With our endless wars, collapsing economies and Snooki's ever increasing celebrity, is it any wonder that dystopias are all the rage?
The Flame Alphabet, Ben Marcus' first novel since 2002's Notable American Women, pitches us into an alternate and unremittingly grim reality. The book fits neatly alongside recent work by authors that Marcus has influenced (think Blake Butler's Scorch Atlas and Joshua Cohen's Witz), but a number of fatal flaws suggest that Marcus might now be playing catchup to the very writers he once inspired.
In the world of The Flame Alphabet, Jews are outcasts, forced to pray alone in huts hidden in the woods. It's never entirely explained why they are so despised; Marcus draws only hazy parallels to the Jews who secretly practiced their faith and traditions during the Spanish Inquisition and in Nazi Germany.
One pair of clandestine worshipers, Sam and Claire, discover that they are being poisoned by the speech of their daughter, the adolescent and moody Esther. The effect is gradual ("the retching, the speech fever, the yellow tide beneath my wife's skin") but becomes deadly. The sickness spreads; the world slows to a crawl. Fingers are pointed at possible culprits, and the Jews first to be blamed.

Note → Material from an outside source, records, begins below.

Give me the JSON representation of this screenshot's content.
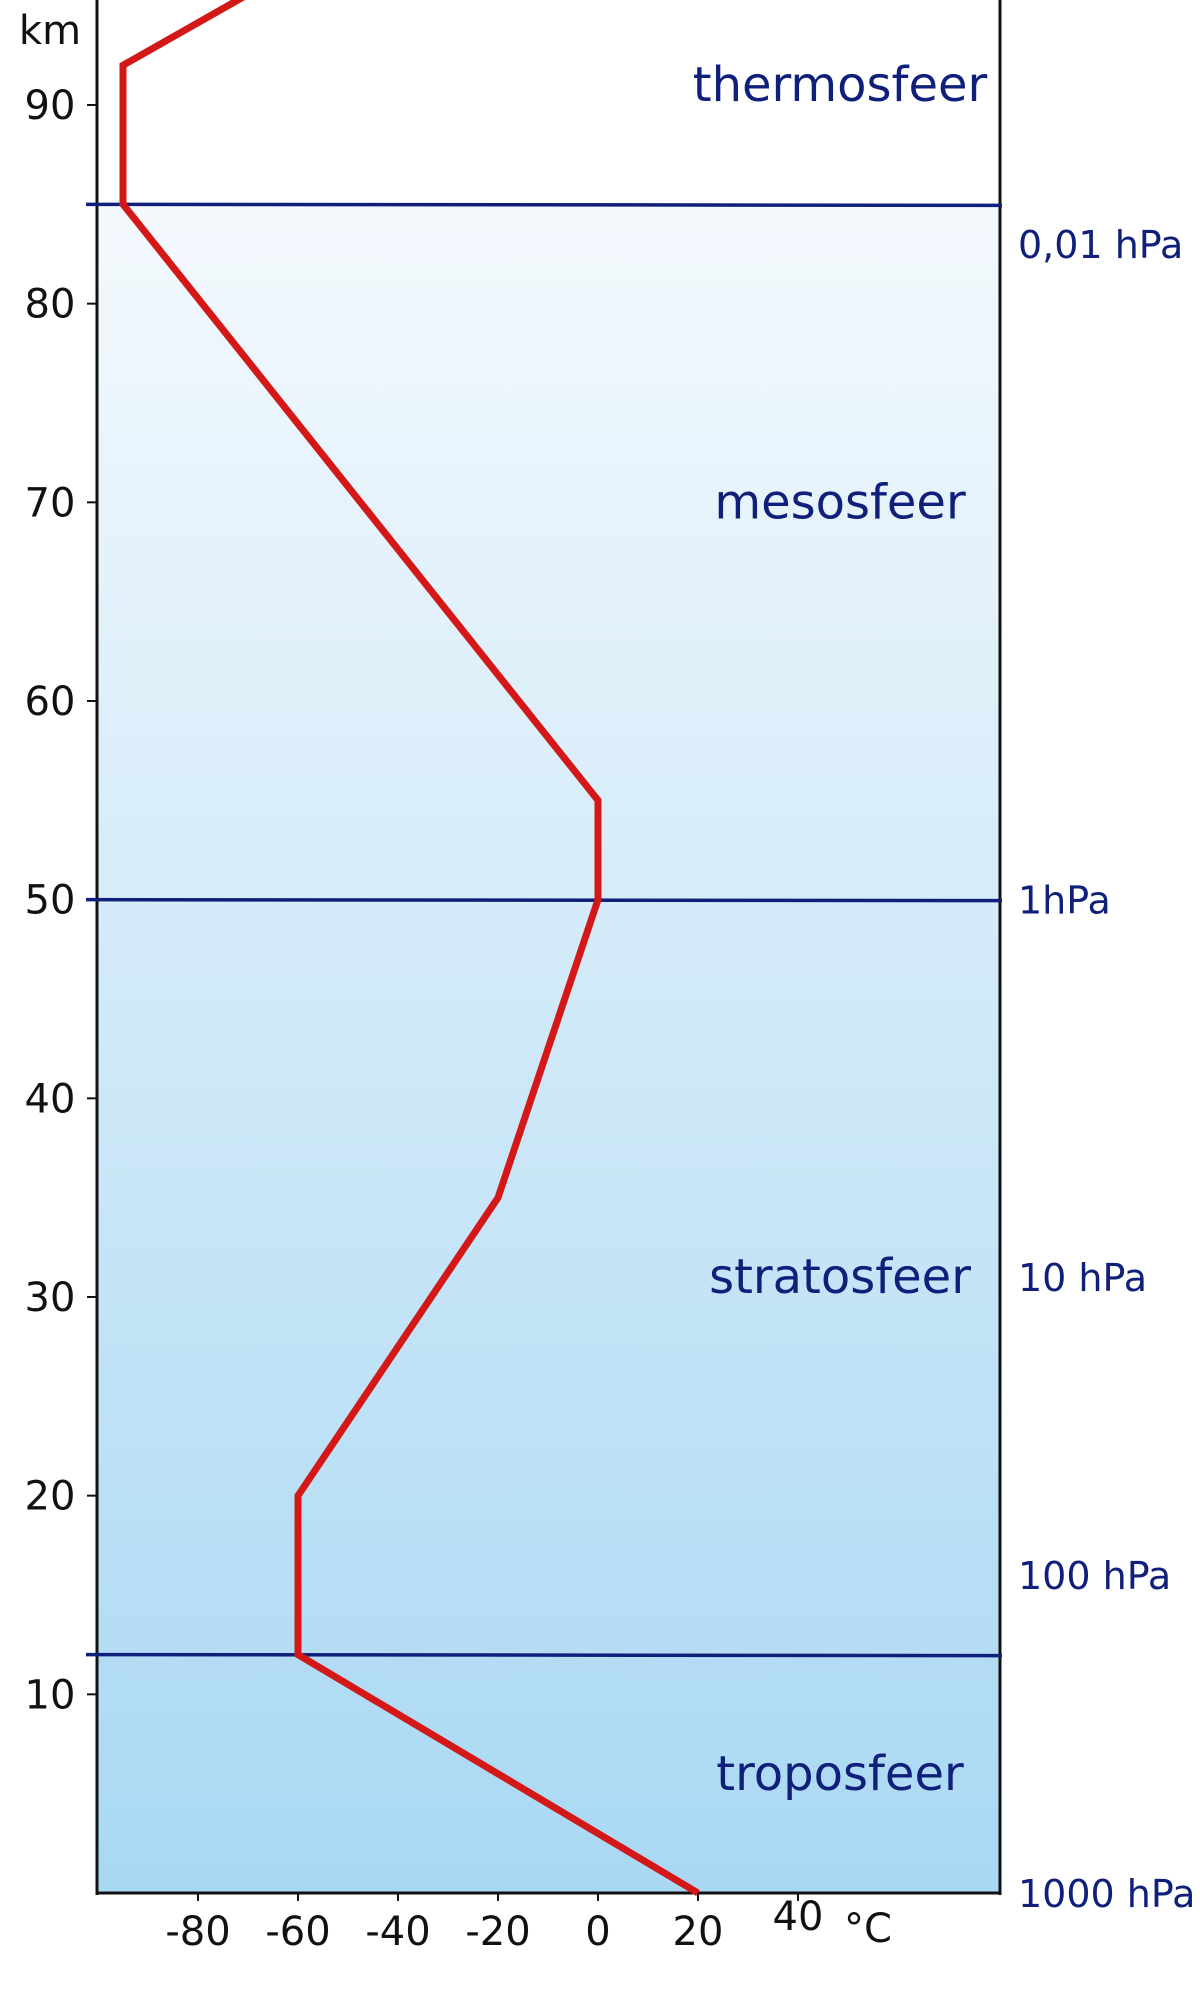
{
  "chart_data": {
    "type": "line",
    "title": "",
    "xlabel": "",
    "ylabel": "",
    "x_unit": "°C",
    "y_unit": "km",
    "xlim": [
      -100,
      40
    ],
    "ylim": [
      0,
      95
    ],
    "x_ticks": [
      -80,
      -60,
      -40,
      -20,
      0,
      20,
      40
    ],
    "y_ticks": [
      10,
      20,
      30,
      40,
      50,
      60,
      70,
      80,
      90
    ],
    "series": [
      {
        "x": [
          20,
          -60,
          -60,
          -20,
          0,
          0,
          -95,
          -95,
          -67
        ],
        "y": [
          0,
          12,
          20,
          35,
          50,
          55,
          85,
          92,
          96
        ],
        "color": "#d41818"
      }
    ],
    "boundaries": [
      {
        "altitude_km": 12,
        "pressure_label": ""
      },
      {
        "altitude_km": 50,
        "pressure_label": "1hPa"
      },
      {
        "altitude_km": 85,
        "pressure_label": "0,01 hPa"
      }
    ],
    "pressure_labels": [
      {
        "altitude_km": 0,
        "label": "1000 hPa"
      },
      {
        "altitude_km": 16,
        "label": "100 hPa"
      },
      {
        "altitude_km": 31,
        "label": "10 hPa"
      },
      {
        "altitude_km": 50,
        "label": "1hPa"
      },
      {
        "altitude_km": 83,
        "label": "0,01 hPa"
      }
    ],
    "layers": [
      {
        "name": "troposfeer",
        "altitude_km": 6
      },
      {
        "name": "stratosfeer",
        "altitude_km": 31
      },
      {
        "name": "mesosfeer",
        "altitude_km": 70
      },
      {
        "name": "thermosfeer",
        "altitude_km": 91
      }
    ],
    "colors": {
      "curve": "#d41818",
      "boundary": "#0f1f7a",
      "layer_text": "#0f1f7a",
      "background_top": "#f4f9fd",
      "background_bottom": "#a9d8f3",
      "axis": "#111111"
    }
  }
}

There's a dash of Don DeLillo's White Noise in the something-is-poisoning-us-but-we-don't-get-what-it-is, the difference being that Marcus, unlike DeLillo, isn't interested in explicit social commentary. Where White Noise forthrightly takes on modernity, consumerism and contagion, whatever allegory or message is being intimated at in The Flame Alphabet never becomes clear, and the gloom is rarely leavened by humor.
Instead, language murders, humanity falters and whatever allusions Marcus might be making — to the toxicity of rhetoric in political life, say — remains oblique. He is certainly trying to tell us something, but it is almost impossible to figure out anything.
Marcus is undoubtedly a strong stylist, but he flexes too much in The Flame Alphabet. Whole sections seem superfluous ("A voice with a significant half-life, a noxious content, that is, if it could be frozen and crystallized"), and his virtuosity doesn't make up for a glaring lack of exposition and weak character development. Even before the speech epidemic, Sam is inexplicably impassive and detached, making for a hollow reading experience.
Still, The Flame Alphabet has the force of a nightmare, a testament to Marcus' skill: His evocation of claustrophobia and blending of the surreal with the prosaic leaves us — like Sam — hungry for salvation and meaning. The book builds like a dirge as Sam's marriage rots, his child becomes his torment and obsession, and the world marches inexorably toward chaos and decay. This is bare-bones science fiction, a picture of a world we can't entirely understand — not because it's so alien but because it is so sketchily rendered.